Last month I was invited to address a joint tax committee of the
Utah Legislature to discuss the relative strengths and weaknesses of
various methods of taxing real property. Specifically, Utah is
considering adopting an "acquisition value" based system — such as
Proposition 13 — to replace its traditional "current value" system
that taxes property based on what it is worth now rather than the
purchase price.

Although the legislators had lots of questions, I was amazed at
their level of knowledge, their business acumen and their concern
for taxpayers. More than that, they were unfailingly polite and none
of them tried to set me up for a "gotcha" moment.

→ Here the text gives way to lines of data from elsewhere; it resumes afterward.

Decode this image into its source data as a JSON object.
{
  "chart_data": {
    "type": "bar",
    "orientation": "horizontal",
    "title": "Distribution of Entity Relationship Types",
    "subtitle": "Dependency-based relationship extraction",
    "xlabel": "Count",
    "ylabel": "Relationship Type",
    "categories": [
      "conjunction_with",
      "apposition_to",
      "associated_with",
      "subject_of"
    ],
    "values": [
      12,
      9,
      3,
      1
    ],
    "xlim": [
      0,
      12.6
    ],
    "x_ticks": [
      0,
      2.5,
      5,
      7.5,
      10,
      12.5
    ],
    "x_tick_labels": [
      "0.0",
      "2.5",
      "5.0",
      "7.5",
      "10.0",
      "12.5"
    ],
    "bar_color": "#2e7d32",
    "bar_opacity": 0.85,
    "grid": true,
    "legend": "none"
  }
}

Having testified before the Utah Legislature once before several
years ago — and having a similar enjoyable experience — I thanked
the committee’s co-chairs for the invitation and noted that the
experience was different from some of my appearances before the
California Legislature.

At the mention of the California Legislature, several members of the
committee laughed. The Chairman grinned and said that "we love the
California Legislature — they do more for Utah business development
than anyone else.

The message was clear. Utah’s healthy business climate was due in no
small measure to California firms moving to that state or simply
choosing to expand their existing business operations there and not
in California. There are a lot of reasons why, compared to
California, Utah is so attractive.

First, California is a high tax state while Utah’s tax burden is
much more moderate. According to the Tax Foundation, California’s
state-local tax burden percentage stands at 12th highest nationally,
estimated at 11.5% of income. This is above the national average of
11.0%. Californians pay $4,965 per capita in state and local taxes,
and per capita state income is $43,338. (Unfortunately, California’s
poor ranking is probably understated because of the high number of
non-workers, such as children and the elderly. When tax burden is
spread among the employed — a methodology employed by CalTax — it
is even higher).

However, for a small business entrepreneur, the differences can be
more stark. California has the highest personal income tax rate in
the nation. Utah’s top tax rate is about half of California’s top
rate. And in overall business tax climate, the two states are at the
opposite ends of the spectrum with Utah ranked 17th and California a
dismal 47th.

Second, businesses appreciate government that is run well. According
to the Pew Center on the States, Utah ranks number one in several
categories and has earned a solid A grade: "Utah has been a clear
leader in sound government based on smart planning and effective
performance management that emphasizes long-term results."

California, on the other hand, has a D+ for fiscal management as
measured by such criteria as fiscal budget process, structural
balance and financial controls. According to Pew, the outlook for
the Golden State is grim: "California faces fiscal problems that
budget writers in most states would find difficult to grasp, let
alone solve."

While California wallows in debt, Utah had a $1 billion surplus last
year. Did they follow California’s lead and spend that money on new
permanent programs or higher employee salaries? Of course not. They
spent that surplus on infrastructure — new roads, highways and
other public improvements. And they did it without debt — on a
pay-as-you-go basis like California did back in the ’60s.

Perhaps most important is the positive mindset that Utah has toward
both individual and business taxpayers. Elected leaders understand
that, without taxpayers, there is no way to finance government.
Instead of viewing taxpayers as sheep to be sheared, intelligent
public leaders do all they can to attract and retain the best and
the brightest — whether a new family just starting out or a
multinational corporation.

But in these dark economic times in California, what does the
tax-and-spend leadership in Sacramento want to do? Raise taxes
$9 billion. Such a strategy is sheer madness.

Don’t be surprised if the Utah Economic Development Corporation
sends Speaker Bass and Pro Tem Perata a nice thank you card.